In de gevirtualiseerde omgeving kan het gedeelde geheugen van de virtuele machine worden bekeken of gewijzigd. Het weergeven of wijzigen van gegevens die aan andere VM's zijn gekoppeld, is echter niet toegestaan. VM's hebben ook geen toegang tot de adresruimte van het beheerbesturingssysteem.
Het headergedeelte van de ontvangen pakketten moet worden beveiligd. Een virtuele machine mag niet het gedrag van de Hyper-V uitbreidbare switch in een virtuele netwerkserviceprovider (VSP) beïnvloeden. Daarom moet VLAN (virtual LAN) filteren plaatsvinden voordat de netwerkadapter DMA gebruikt om de gegevens over te dragen naar het gedeelde geheugen van de VM. Ook het leren van MAC-adressen (Media Access Control) van de switch kan niet worden beïnvloed.

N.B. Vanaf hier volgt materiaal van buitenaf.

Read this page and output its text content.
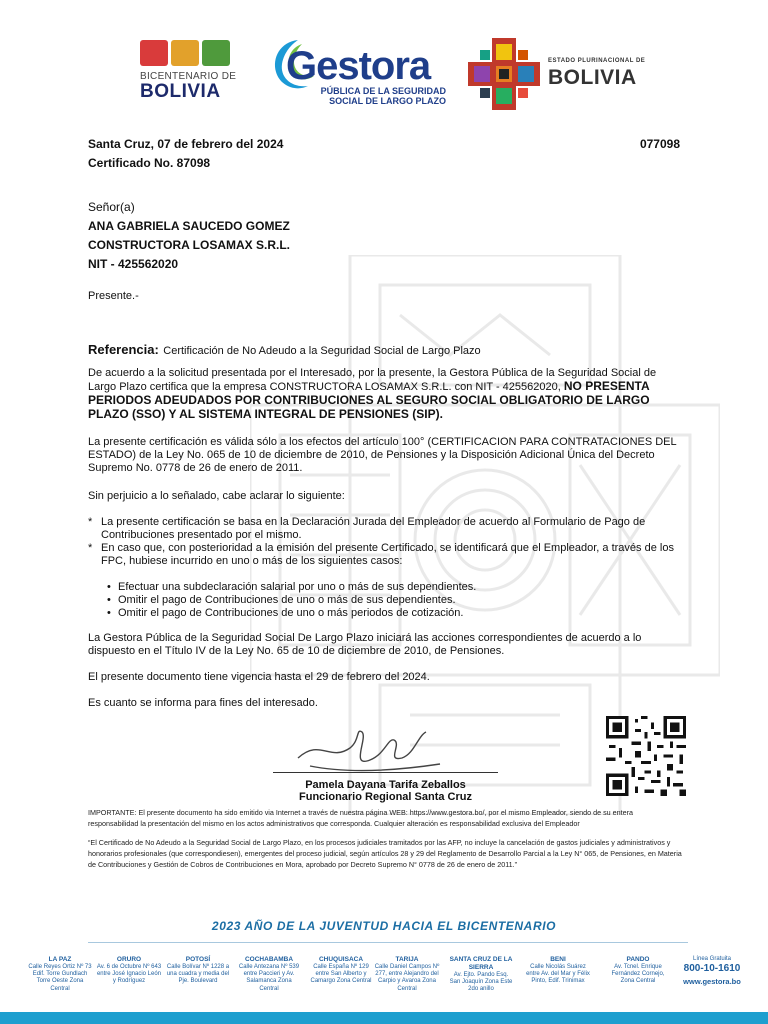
BICENTENARIO DE
BOLIVIA
Gestora
PÚBLICA DE LA SEGURIDAD
SOCIAL DE LARGO PLAZO
ESTADO PLURINACIONAL DE
BOLIVIA
Santa Cruz, 07 de febrero del 2024	077098
Certificado No. 87098
Señor(a)
ANA GABRIELA SAUCEDO GOMEZ
CONSTRUCTORA LOSAMAX S.R.L.
NIT - 425562020
Presente.-
Referencia: Certificación de No Adeudo a la Seguridad Social de Largo Plazo
De acuerdo a la solicitud presentada por el Interesado, por la presente, la Gestora Pública de la Seguridad Social de Largo Plazo certifica que la empresa CONSTRUCTORA LOSAMAX S.R.L. con NIT - 425562020, NO PRESENTA PERIODOS ADEUDADOS POR CONTRIBUCIONES AL SEGURO SOCIAL OBLIGATORIO DE LARGO PLAZO (SSO) Y AL SISTEMA INTEGRAL DE PENSIONES (SIP).
La presente certificación es válida sólo a los efectos del artículo 100° (CERTIFICACION PARA CONTRATACIONES DEL ESTADO) de la Ley No. 065 de 10 de diciembre de 2010, de Pensiones y la Disposición Adicional Única del Decreto Supremo No. 0778 de 26 de enero de 2011.
Sin perjuicio a lo señalado, cabe aclarar lo siguiente:
* La presente certificación se basa en la Declaración Jurada del Empleador de acuerdo al Formulario de Pago de Contribuciones presentado por el mismo.
* En caso que, con posterioridad a la emisión del presente Certificado, se identificará que el Empleador, a través de los FPC, hubiese incurrido en uno o más de los siguientes casos:
• Efectuar una subdeclaración salarial por uno o más de sus dependientes.
• Omitir el pago de Contribuciones de uno o más de sus dependientes.
• Omitir el pago de Contribuciones de uno o más periodos de cotización.
La Gestora Pública de la Seguridad Social De Largo Plazo iniciará las acciones correspondientes de acuerdo a lo dispuesto en el Título IV de la Ley No. 65 de 10 de diciembre de 2010, de Pensiones.
El presente documento tiene vigencia hasta el 29 de febrero del 2024.
Es cuanto se informa para fines del interesado.
Pamela Dayana Tarifa Zeballos
Funcionario Regional Santa Cruz
IMPORTANTE: El presente documento ha sido emitido via Internet a través de nuestra página WEB: https://www.gestora.bo/, por el mismo Empleador, siendo de su entera responsabilidad la presentación del mismo en los actos administrativos que corresponda. Cualquier alteración es responsabilidad exclusiva del Empleador
“El Certificado de No Adeudo a la Seguridad Social de Largo Plazo, en los procesos judiciales tramitados por las AFP, no incluye la cancelación de gastos judiciales y administrativos y honorarios profesionales (que correspondiesen), emergentes del proceso judicial, según artículos 28 y 29 del Reglamento de Desarrollo Parcial a la Ley N° 065, de Pensiones, en Materia de Contribuciones y Gestión de Cobros de Contribuciones en Mora, aprobado por Decreto Supremo N° 0778 de 26 de enero de 2011.”
2023 AÑO DE LA JUVENTUD HACIA EL BICENTENARIO
LA PAZ
Calle Reyes Ortiz Nº 73 Edif. Torre Gundlach Torre Oeste Zona Central
ORURO
Av. 6 de Octubre Nº 643 entre José Ignacio León y Rodríguez
POTOSÍ
Calle Bolívar Nº 1228 a una cuadra y media del Pje. Boulevard
COCHABAMBA
Calle Antezana Nº 539 entre Paccieri y Av. Salamanca Zona Central
CHUQUISACA
Calle España Nº 129 entre San Alberto y Camargo Zona Central
TARIJA
Calle Daniel Campos Nº 277, entre Alejandro del Carpio y Avaroa Zona Central
SANTA CRUZ DE LA SIERRA
Av. Ejto. Pando Esq. San Joaquín Zona Este 2do anillo
BENI
Calle Nicolás Suárez entre Av. del Mar y Félix Pinto, Edif. Trinimax
PANDO
Av. Tcnel. Enrique Fernández Cornejo, Zona Central
Línea Gratuita
800-10-1610
www.gestora.bo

Als de Hyper-V uitbreidbare switchpoort die is verbonden met een virtuele machine een gekoppelde VLAN-id heeft, moet de hostcomputer ervoor zorgen dat het doel-MAC-adres en de VLAN-id van het binnenkomende frame overeenkomen met de respectieve kenmerken van de poort voordat de host het pakket doorstuurt naar de virtuele netwerkadapter van de virtuele machine. Als de VLAN-id van het frame niet overeenkomt met de VLAN-id van de poort, wordt het pakket verwijderd. Wanneer de ontvangstbuffers voor een virtuele netwerkadapter worden toegewezen vanuit het hostgeheugen, kan de host de VLAN-id controleren en het frame indien nodig verwijderen voordat de inhoud van het frame zichtbaar is voor de doel-VM. Als het frame niet naar de adresruimte van een virtuele machine wordt gekopieerd, kan het niet worden geopend door die VM.

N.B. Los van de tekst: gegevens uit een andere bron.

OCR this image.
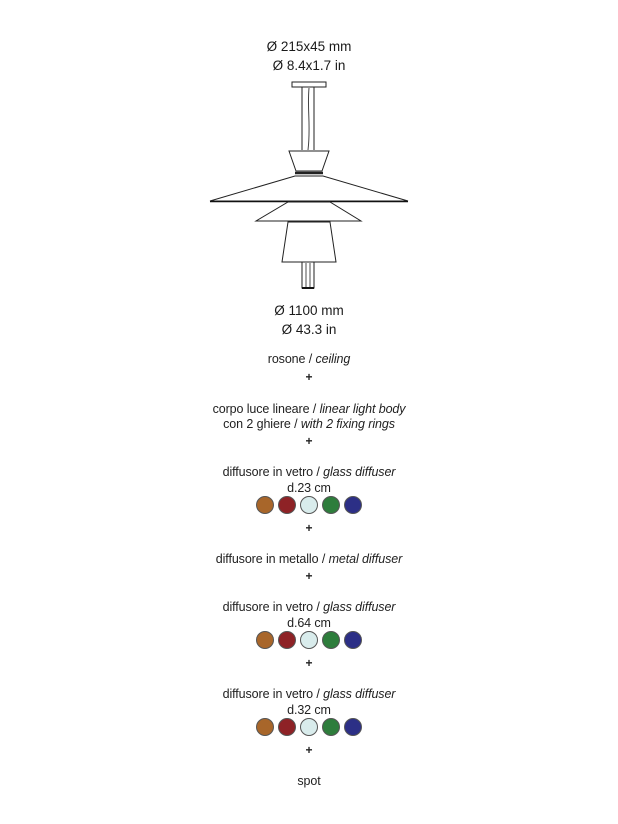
Ø 215x45 mm
Ø 8.4x1.7 in
Ø 1100 mm
Ø 43.3 in
rosone / ceiling
+
corpo luce lineare / linear light body
con 2 ghiere / with 2 fixing rings
+
diffusore in vetro / glass diffuser
d.23 cm
+
diffusore in metallo / metal diffuser
+
diffusore in vetro / glass diffuser
d.64 cm
+
diffusore in vetro / glass diffuser
d.32 cm
+
spot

Wanneer VMQ echter is geconfigureerd voor gebruik van gedeeld geheugen, gebruikt de netwerkadapter DMA om binnenkomende frames rechtstreeks over te dragen naar de VM-adresruimte. Deze overdracht introduceert een beveiligingsprobleem waarbij een VIRTUELE machine de inhoud van de ontvangen frames kan onderzoeken zonder te wachten tot de uitbreidbare switch de vereiste VLAN-filtering toepast.

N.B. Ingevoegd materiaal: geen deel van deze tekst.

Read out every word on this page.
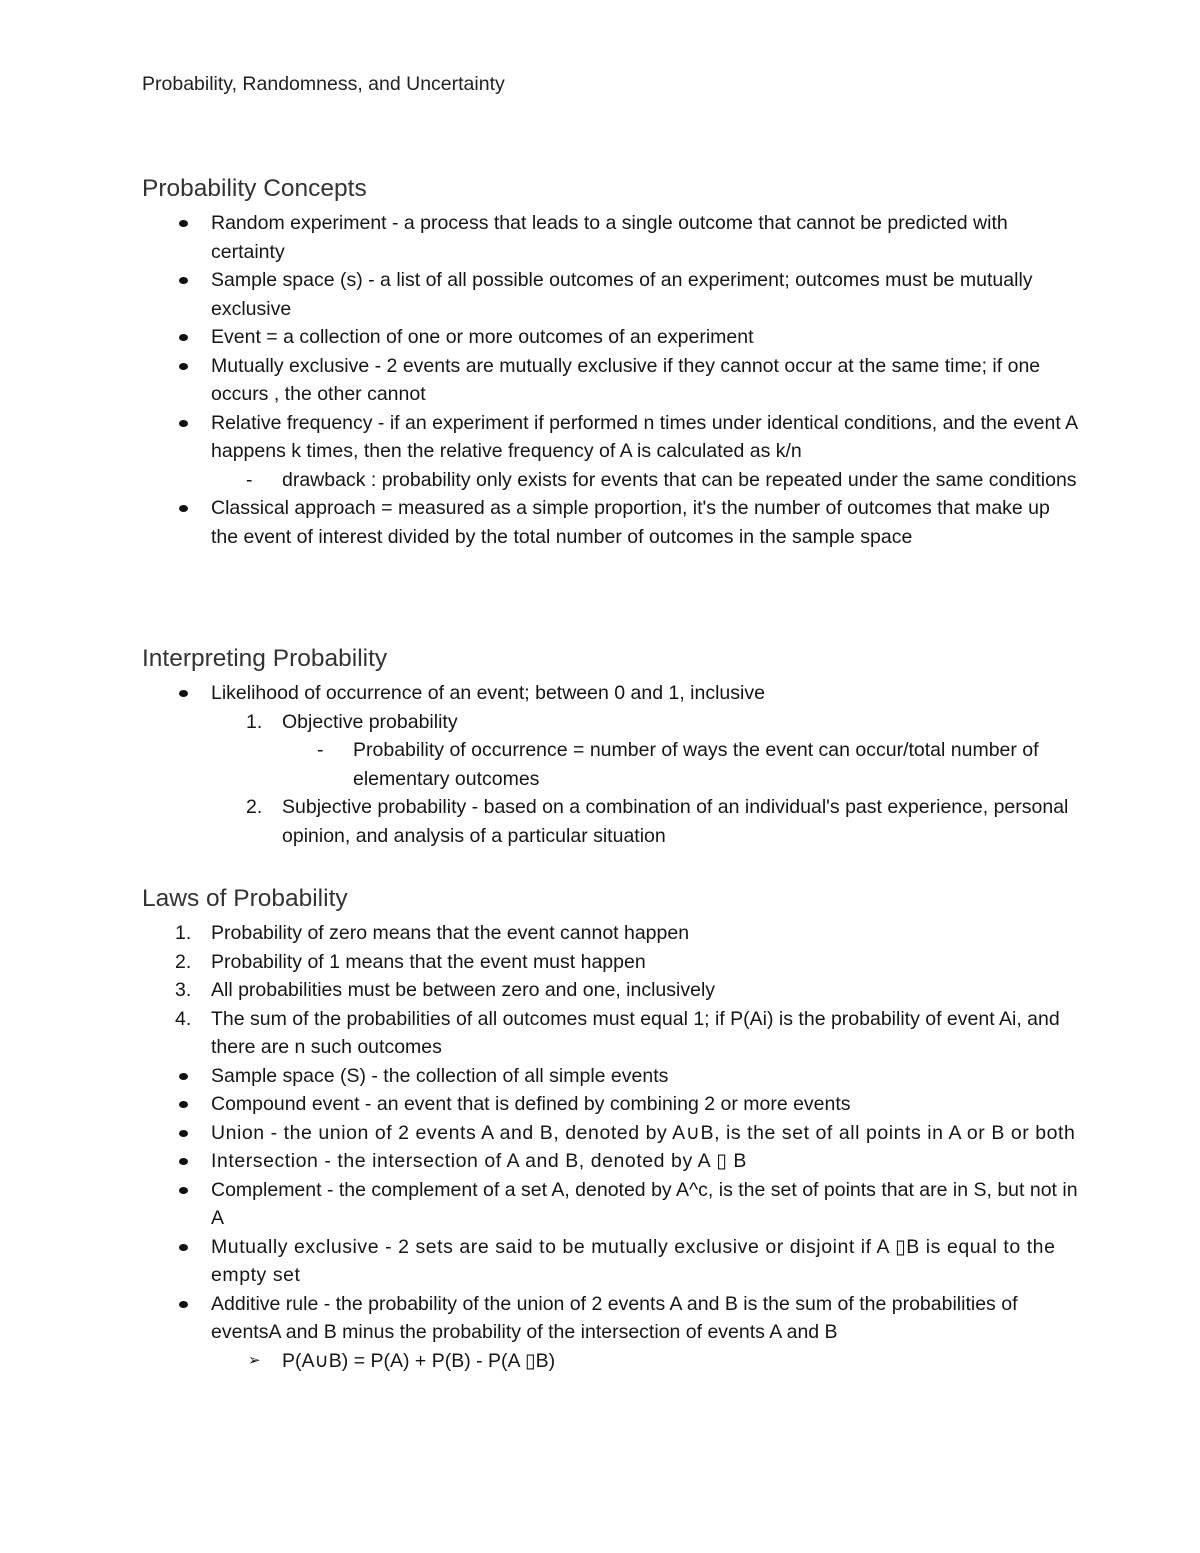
Probability, Randomness, and Uncertainty
Probability Concepts
Random experiment - a process that leads to a single outcome that cannot be predicted with certainty
Sample space (s) - a list of all possible outcomes of an experiment; outcomes must be mutually exclusive
Event = a collection of one or more outcomes of an experiment
Mutually exclusive - 2 events are mutually exclusive if they cannot occur at the same time; if one occurs , the other cannot
Relative frequency - if an experiment if performed n times under identical conditions, and the event A happens k times, then the relative frequency of A is calculated as k/n
- drawback : probability only exists for events that can be repeated under the same conditions
Classical approach = measured as a simple proportion, it's the number of outcomes that make up the event of interest divided by the total number of outcomes in the sample space
Interpreting Probability
Likelihood of occurrence of an event; between 0 and 1, inclusive
1. Objective probability
- Probability of occurrence = number of ways the event can occur/total number of elementary outcomes
2. Subjective probability - based on a combination of an individual's past experience, personal opinion, and analysis of a particular situation
Laws of Probability
1.	Probability of zero means that the event cannot happen
2.	Probability of 1 means that the event must happen
3.	All probabilities must be between zero and one, inclusively
4.	The sum of the probabilities of all outcomes must equal 1; if P(Ai) is the probability of event Ai, and there are n such outcomes
Sample space (S) - the collection of all simple events
Compound event - an event that is defined by combining 2 or more events
Union - the union of 2 events A and B, denoted by A∪B, is the set of all points in A or B or both
Intersection - the intersection of A and B, denoted by A ▯ B
Complement - the complement of a set A, denoted by A^c, is the set of points that are in S, but not in A
Mutually exclusive - 2 sets are said to be mutually exclusive or disjoint if A ▯B is equal to the empty set
Additive rule - the probability of the union of 2 events A and B is the sum of the probabilities of eventsA and B minus the probability of the intersection of events A and B
➢ P(A∪B) = P(A) + P(B) - P(A ▯B)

Hoe Windows Server 2008 R2 het beveiligingsprobleem verhelpt
In Windows Server 2008 R2, voordat de VSP een VM-wachtrij configureert voor het gebruik van gedeeld geheugen dat is toegewezen vanuit de adresruimte van de virtuele machine, wordt de volgende filtertest voor de wachtrij gebruikt.
(MAC address == x) && (VLAN identifier == n)
Als de hardware van de netwerkadapter deze test kan ondersteunen vóór de DMA-overdracht naar de ontvangstbuffers, kan de netwerkadapter frames met ongeldige VLAN-id's verwijderen of naar de standaardwachtrij verzenden, zodat ze kunnen worden gefilterd door de uitbreidbare switch. Als het minipoortstuurprogramma slaagt in een aanvraag om een filter in te stellen met deze test in een wachtrij, kan de uitbreidbare switch gebruikmaken van gedeeld VM-geheugen voor die wachtrij. Als de netwerkadapterhardware de frames echter niet kan filteren op basis van zowel het doel-MAC-adres als de VLAN-id, maakt de uitbreidbare switch gebruik van gedeeld hostgeheugen voor die wachtrij.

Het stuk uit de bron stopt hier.